As a political matter, the finding is significant as a small piece of hard evidence suggesting that the themes of the protests, which began last month as Occupy Wall Street, are moving into the mainstream. Having spread to at least 900 cities, according to the Washington Post, the protests have focused largely on the vast financial disparity between America’s wealthiest one percent and the other 99 percent of the population, and the ways in which Washington’s economic and tax policies in recent decades have disproportionately benefited the elite.

Until recently, the inequality issue — the top one percent of Americans now account for 25 percent of the nation’s annual income and about 40 percent of its overall wealth — was hardly discussed beyond left-wing political circles and graduate economics seminars, as the GOP/Fox News set simply and successfully dismissed the matter as “class warfare” fomented by extremist enemies of capitalism.

Amid the worst U.S. downturn since the 1930s, however, upset is growing as most of the country struggles with chronic unemployment, foreclosures, and record poverty, while the super-rich get richer and Wall Street salaries and bonuses soar.

Analyzing the data behind these conditions, financial analyst Henry Blodget recently highlighted an extraordinary confluence of economic factors that are changing the terms of political debate:

• The current sustained level of high unemployment is the worst since the Great Depression.

• Corporate profits are at an all-time high, both in absolute dollars and as a share of the economy.

• Wages as a percent of the economy are at an all-time low.

“In other words,” Blodget wrote on the influential Business Insider site, “corporate profits are at an all-time high, in part, because corporations are paying less of their revenue to employees than they ever have … the owners of the country’s assets (capital) are winning, everyone else (labor) is losing.”

As a practical matter, the current divide between the extremely wealthy and everyone else is not only greater than at any time since the 1920s but also much larger than in many other developed nations.

“All the growth in recent decades — and more — has gone to those at the top,” the Nobel Prize–winning economist Joseph Stiglitz wrote recently. “In terms of income equality, America lags behind any country in the old, ossified Europe that president George W. Bush used to deride.

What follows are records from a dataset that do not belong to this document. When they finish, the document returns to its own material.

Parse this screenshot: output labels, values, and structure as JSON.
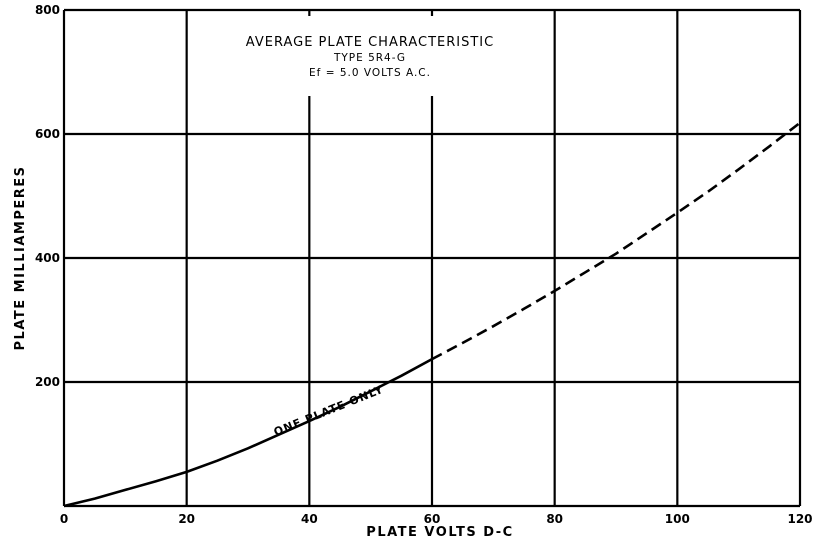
{
  "chart_data": {
    "type": "line",
    "title_lines": [
      "AVERAGE PLATE CHARACTERISTIC",
      "TYPE 5R4-G",
      "Ef = 5.0 VOLTS A.C."
    ],
    "xlabel": "PLATE VOLTS D-C",
    "ylabel": "PLATE MILLIAMPERES",
    "xlim": [
      0,
      120
    ],
    "ylim": [
      0,
      800
    ],
    "x_ticks": [
      0,
      20,
      40,
      60,
      80,
      100,
      120
    ],
    "y_ticks": [
      200,
      400,
      600,
      800
    ],
    "grid": true,
    "curve_annotation": "ONE PLATE ONLY",
    "series": [
      {
        "style": "solid",
        "x": [
          0,
          5,
          10,
          15,
          20,
          25,
          30,
          35,
          40,
          45,
          50,
          55,
          60
        ],
        "y": [
          0,
          12,
          26,
          40,
          55,
          73,
          93,
          115,
          137,
          160,
          185,
          210,
          237
        ]
      },
      {
        "style": "dashed",
        "x": [
          60,
          65,
          70,
          75,
          80,
          85,
          90,
          95,
          100,
          105,
          110,
          115,
          120
        ],
        "y": [
          237,
          263,
          290,
          318,
          347,
          377,
          407,
          440,
          473,
          507,
          543,
          580,
          618
        ]
      }
    ]
  }
}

“Among our closest counterparts are Russia with its oligarchs and Iran. While many of the old centers of inequality in Latin America, such as Brazil, have been striving in recent years, rather successfully, to improve the plight of the poor and reduce gaps in income, America has allowed inequality to grow.”

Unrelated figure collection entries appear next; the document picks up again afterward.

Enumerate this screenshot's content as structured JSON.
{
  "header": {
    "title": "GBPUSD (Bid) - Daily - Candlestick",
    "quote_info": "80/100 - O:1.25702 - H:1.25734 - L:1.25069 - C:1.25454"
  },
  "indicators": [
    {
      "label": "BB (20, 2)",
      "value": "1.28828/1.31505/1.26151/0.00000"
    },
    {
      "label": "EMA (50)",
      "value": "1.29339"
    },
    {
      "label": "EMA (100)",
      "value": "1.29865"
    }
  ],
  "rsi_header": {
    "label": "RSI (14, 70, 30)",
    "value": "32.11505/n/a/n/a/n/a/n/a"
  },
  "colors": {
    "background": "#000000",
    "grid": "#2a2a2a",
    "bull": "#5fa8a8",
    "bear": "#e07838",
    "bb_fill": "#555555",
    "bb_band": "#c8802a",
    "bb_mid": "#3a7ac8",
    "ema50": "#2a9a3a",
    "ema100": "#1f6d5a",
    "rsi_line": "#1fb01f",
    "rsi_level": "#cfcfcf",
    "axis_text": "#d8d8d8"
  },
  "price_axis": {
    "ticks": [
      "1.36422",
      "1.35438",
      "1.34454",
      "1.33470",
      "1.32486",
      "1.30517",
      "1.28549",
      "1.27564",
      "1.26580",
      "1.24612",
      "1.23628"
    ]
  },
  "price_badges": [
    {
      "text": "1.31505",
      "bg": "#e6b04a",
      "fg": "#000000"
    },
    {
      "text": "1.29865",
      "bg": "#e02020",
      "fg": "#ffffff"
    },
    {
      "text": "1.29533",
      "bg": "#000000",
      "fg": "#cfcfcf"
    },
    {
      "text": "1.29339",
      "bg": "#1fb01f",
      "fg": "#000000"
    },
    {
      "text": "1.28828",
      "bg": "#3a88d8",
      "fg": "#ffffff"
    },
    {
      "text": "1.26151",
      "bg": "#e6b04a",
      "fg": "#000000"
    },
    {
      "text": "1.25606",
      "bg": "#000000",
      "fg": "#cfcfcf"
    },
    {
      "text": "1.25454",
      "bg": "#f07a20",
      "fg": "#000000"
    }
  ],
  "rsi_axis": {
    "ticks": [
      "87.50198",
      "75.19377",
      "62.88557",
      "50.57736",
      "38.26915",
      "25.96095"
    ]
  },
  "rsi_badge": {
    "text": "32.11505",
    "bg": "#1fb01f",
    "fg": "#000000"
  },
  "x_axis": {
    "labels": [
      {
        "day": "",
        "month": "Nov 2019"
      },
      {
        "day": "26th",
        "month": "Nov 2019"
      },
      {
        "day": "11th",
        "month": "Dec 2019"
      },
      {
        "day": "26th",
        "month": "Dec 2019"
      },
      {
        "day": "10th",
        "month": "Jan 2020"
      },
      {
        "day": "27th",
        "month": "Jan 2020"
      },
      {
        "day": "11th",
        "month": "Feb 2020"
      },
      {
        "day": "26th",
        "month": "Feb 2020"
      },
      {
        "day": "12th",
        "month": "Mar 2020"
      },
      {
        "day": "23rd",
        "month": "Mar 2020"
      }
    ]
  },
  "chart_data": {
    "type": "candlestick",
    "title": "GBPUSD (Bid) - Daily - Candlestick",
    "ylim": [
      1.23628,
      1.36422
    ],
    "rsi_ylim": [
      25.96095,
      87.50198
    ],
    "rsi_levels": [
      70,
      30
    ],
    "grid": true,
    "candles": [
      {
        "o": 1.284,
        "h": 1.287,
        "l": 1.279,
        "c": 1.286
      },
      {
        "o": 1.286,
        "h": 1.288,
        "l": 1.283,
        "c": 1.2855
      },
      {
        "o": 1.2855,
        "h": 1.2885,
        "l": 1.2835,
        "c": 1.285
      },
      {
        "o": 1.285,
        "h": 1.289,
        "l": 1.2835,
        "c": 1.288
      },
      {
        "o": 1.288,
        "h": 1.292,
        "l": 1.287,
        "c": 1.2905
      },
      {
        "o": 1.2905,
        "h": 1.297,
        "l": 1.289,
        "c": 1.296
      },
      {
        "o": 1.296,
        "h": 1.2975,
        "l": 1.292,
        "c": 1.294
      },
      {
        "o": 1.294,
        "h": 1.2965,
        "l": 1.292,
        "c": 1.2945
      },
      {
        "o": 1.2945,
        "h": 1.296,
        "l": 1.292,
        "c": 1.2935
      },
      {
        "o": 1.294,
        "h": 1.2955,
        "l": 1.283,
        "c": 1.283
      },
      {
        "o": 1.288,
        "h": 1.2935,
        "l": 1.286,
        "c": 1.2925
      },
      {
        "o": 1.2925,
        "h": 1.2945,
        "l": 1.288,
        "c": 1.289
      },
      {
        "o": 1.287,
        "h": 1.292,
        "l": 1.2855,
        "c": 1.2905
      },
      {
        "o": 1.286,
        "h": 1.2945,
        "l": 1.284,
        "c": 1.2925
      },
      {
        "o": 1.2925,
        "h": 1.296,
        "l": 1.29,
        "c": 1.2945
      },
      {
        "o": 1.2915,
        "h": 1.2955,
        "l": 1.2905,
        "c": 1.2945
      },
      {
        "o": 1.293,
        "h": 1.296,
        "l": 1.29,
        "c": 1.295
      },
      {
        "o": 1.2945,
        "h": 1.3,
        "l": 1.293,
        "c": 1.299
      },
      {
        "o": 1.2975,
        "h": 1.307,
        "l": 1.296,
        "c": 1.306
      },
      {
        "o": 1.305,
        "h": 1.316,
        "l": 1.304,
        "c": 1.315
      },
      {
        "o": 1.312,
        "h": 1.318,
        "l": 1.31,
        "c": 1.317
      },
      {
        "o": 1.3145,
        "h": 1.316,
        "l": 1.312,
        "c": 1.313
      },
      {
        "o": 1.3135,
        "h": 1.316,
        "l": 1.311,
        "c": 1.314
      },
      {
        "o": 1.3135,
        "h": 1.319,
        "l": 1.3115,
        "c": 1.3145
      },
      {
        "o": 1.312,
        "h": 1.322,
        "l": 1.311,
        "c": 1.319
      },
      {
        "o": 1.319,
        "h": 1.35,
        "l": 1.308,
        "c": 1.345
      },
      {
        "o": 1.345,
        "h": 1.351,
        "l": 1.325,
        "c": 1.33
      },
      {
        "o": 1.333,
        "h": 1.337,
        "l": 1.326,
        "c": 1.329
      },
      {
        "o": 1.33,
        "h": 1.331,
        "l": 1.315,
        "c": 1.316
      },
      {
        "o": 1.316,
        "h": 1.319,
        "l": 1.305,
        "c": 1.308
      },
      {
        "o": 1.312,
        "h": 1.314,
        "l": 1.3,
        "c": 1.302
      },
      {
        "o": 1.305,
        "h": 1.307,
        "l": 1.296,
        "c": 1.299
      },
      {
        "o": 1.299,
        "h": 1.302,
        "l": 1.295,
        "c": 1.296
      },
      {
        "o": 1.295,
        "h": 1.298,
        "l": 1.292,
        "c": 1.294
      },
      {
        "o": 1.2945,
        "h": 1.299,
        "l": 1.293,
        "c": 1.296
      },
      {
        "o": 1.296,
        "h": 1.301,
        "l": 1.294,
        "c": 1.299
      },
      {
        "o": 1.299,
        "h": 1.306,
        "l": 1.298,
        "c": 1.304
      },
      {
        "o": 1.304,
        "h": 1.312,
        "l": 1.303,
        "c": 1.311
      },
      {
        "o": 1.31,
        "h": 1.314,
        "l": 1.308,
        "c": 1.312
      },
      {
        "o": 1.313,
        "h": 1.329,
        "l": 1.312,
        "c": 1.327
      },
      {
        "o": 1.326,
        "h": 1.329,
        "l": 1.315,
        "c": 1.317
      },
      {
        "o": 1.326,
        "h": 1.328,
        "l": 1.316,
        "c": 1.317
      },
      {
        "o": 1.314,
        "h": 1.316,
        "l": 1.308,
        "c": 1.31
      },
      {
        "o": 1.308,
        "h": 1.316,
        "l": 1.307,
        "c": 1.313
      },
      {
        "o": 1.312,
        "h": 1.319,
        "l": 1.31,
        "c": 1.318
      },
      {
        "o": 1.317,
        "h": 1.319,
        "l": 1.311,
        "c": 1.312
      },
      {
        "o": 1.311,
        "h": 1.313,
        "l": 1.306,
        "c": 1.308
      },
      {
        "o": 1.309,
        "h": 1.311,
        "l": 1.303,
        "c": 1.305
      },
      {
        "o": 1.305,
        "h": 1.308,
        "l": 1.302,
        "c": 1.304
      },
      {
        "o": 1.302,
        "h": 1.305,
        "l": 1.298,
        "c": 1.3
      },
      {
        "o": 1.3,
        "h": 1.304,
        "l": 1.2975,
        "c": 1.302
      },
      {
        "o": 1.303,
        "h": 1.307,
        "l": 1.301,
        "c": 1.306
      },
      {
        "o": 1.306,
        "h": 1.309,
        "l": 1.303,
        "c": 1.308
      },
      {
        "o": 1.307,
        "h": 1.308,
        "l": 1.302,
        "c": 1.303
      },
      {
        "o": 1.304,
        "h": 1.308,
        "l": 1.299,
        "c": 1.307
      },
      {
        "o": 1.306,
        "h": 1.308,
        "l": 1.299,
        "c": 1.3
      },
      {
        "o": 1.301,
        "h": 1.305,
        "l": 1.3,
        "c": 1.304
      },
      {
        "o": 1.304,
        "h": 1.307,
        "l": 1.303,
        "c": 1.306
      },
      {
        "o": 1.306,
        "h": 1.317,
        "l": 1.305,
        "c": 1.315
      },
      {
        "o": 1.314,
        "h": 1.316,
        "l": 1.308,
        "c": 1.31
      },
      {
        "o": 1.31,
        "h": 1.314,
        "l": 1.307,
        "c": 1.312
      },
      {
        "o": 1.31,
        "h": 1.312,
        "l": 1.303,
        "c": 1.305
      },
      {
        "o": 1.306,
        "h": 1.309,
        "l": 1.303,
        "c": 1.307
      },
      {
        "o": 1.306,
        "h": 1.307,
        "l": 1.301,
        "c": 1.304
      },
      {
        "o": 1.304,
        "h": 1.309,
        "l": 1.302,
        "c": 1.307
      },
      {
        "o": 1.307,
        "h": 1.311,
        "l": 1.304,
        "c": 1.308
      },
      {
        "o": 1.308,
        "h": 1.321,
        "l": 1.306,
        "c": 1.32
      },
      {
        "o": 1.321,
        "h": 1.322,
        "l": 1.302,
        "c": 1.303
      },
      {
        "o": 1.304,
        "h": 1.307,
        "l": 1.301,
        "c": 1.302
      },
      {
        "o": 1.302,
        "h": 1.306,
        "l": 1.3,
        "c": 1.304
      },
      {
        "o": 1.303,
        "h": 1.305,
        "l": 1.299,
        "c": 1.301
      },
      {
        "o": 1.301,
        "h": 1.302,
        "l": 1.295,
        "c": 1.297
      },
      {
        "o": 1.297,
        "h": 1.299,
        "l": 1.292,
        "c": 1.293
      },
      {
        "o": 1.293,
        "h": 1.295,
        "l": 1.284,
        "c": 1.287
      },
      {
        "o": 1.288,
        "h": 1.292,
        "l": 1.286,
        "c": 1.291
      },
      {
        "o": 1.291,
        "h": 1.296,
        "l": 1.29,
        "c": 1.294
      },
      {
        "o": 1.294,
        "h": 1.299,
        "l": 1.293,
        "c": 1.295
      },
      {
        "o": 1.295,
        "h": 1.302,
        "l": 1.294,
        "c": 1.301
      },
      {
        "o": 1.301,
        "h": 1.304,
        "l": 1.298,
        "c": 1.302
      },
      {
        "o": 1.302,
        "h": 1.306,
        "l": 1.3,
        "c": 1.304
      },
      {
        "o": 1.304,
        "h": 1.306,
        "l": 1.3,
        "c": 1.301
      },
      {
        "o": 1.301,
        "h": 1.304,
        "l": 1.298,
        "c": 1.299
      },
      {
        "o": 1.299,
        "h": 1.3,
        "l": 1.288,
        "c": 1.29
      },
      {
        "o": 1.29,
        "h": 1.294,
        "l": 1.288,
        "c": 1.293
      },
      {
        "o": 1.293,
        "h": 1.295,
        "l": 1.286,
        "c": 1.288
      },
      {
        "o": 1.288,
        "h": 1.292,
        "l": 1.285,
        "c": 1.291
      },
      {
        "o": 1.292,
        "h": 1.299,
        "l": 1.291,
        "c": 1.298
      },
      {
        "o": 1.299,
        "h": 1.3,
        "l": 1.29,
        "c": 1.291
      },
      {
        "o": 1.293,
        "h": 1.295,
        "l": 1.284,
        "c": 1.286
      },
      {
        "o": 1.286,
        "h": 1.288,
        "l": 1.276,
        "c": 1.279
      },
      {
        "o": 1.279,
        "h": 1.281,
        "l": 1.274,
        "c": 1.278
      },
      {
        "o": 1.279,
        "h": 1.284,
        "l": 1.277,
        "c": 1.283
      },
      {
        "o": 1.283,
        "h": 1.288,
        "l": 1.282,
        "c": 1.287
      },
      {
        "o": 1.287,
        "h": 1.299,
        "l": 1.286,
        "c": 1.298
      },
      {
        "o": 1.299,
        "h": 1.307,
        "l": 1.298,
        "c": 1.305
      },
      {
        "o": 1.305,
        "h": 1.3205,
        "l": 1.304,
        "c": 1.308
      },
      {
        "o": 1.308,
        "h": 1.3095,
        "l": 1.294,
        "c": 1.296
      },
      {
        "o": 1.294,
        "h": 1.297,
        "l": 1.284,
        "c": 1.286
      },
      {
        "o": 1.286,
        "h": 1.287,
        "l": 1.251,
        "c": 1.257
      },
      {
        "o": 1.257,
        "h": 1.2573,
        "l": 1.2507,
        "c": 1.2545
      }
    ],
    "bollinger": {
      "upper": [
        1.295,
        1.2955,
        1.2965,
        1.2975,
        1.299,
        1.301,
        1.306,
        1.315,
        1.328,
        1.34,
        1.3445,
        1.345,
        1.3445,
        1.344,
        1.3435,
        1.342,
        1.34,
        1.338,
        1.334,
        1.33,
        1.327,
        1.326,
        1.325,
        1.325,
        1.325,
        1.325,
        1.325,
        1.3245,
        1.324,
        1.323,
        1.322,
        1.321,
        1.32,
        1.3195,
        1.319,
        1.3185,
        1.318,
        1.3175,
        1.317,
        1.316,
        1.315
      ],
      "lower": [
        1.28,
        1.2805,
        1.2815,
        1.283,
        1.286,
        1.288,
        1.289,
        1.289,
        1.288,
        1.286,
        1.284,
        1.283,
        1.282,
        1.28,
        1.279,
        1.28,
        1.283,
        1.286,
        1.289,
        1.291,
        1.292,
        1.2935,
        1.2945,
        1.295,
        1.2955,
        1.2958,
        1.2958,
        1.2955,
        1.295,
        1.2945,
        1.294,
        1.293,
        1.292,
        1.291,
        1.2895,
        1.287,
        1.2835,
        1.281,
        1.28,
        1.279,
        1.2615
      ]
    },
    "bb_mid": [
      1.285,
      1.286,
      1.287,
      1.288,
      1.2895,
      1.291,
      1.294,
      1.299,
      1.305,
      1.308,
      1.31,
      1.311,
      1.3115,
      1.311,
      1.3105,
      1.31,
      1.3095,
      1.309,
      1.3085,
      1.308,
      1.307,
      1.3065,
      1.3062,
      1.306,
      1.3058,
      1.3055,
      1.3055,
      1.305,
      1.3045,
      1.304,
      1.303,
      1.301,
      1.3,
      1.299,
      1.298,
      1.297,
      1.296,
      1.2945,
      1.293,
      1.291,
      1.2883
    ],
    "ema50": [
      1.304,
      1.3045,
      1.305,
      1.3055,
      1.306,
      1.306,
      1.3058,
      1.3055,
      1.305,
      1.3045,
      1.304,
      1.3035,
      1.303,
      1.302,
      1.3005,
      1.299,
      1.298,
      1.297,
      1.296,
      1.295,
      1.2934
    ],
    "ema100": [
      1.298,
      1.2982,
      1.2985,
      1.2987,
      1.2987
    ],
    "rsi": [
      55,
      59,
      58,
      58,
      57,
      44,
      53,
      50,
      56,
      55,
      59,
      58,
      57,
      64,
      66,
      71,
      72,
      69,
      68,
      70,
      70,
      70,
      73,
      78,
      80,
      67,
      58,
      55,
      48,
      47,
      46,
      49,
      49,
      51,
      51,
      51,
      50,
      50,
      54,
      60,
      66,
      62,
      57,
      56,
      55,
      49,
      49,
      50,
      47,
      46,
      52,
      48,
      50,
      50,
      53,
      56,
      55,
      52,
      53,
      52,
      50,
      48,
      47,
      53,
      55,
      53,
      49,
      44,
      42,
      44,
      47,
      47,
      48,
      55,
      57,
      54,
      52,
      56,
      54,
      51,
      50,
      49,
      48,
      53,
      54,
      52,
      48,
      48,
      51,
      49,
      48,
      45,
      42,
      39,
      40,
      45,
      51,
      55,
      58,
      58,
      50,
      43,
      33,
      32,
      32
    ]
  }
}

Now, “99 Percent” activists are gaining attention — from the media, the political establishment, and voters. Their efforts for now remain an anarchistic collection of unaffiliated protests without a program for action, however, and it is unclear if they will evolve into a true progressive political force.

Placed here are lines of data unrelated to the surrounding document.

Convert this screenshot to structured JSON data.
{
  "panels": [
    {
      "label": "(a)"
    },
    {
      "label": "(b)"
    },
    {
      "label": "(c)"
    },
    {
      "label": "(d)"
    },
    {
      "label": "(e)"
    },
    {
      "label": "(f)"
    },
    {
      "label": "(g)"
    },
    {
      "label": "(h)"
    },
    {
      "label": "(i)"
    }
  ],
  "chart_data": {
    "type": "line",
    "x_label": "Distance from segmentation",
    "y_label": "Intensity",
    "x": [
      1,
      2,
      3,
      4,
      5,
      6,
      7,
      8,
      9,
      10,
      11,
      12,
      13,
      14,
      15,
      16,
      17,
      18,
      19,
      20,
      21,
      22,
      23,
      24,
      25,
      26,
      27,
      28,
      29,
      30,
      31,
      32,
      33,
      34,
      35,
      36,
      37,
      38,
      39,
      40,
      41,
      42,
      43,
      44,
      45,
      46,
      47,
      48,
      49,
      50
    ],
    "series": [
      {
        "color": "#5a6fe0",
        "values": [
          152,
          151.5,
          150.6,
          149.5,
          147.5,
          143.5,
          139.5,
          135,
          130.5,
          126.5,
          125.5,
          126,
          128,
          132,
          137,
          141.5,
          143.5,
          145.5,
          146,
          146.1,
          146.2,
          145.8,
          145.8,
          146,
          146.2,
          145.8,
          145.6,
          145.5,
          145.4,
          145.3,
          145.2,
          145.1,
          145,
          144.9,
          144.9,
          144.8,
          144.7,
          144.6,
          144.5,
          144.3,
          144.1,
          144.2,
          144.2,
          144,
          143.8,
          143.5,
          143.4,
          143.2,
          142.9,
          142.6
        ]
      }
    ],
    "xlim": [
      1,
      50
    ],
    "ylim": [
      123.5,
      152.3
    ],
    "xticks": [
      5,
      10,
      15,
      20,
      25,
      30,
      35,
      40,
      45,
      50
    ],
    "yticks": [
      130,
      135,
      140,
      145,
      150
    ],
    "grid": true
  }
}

What is clear is that the economic forces driving the protests have potentially profound political implications. Stiglitz again:

“The top one percent have the best houses, the best educations, the best doctors, and the best lifestyles, but there is one thing that money doesn’t seem to have bought: an understanding that their fate is bound up with how the other 99 percent live. Throughout history, this is something that the top one percent eventually do learn. Too late.”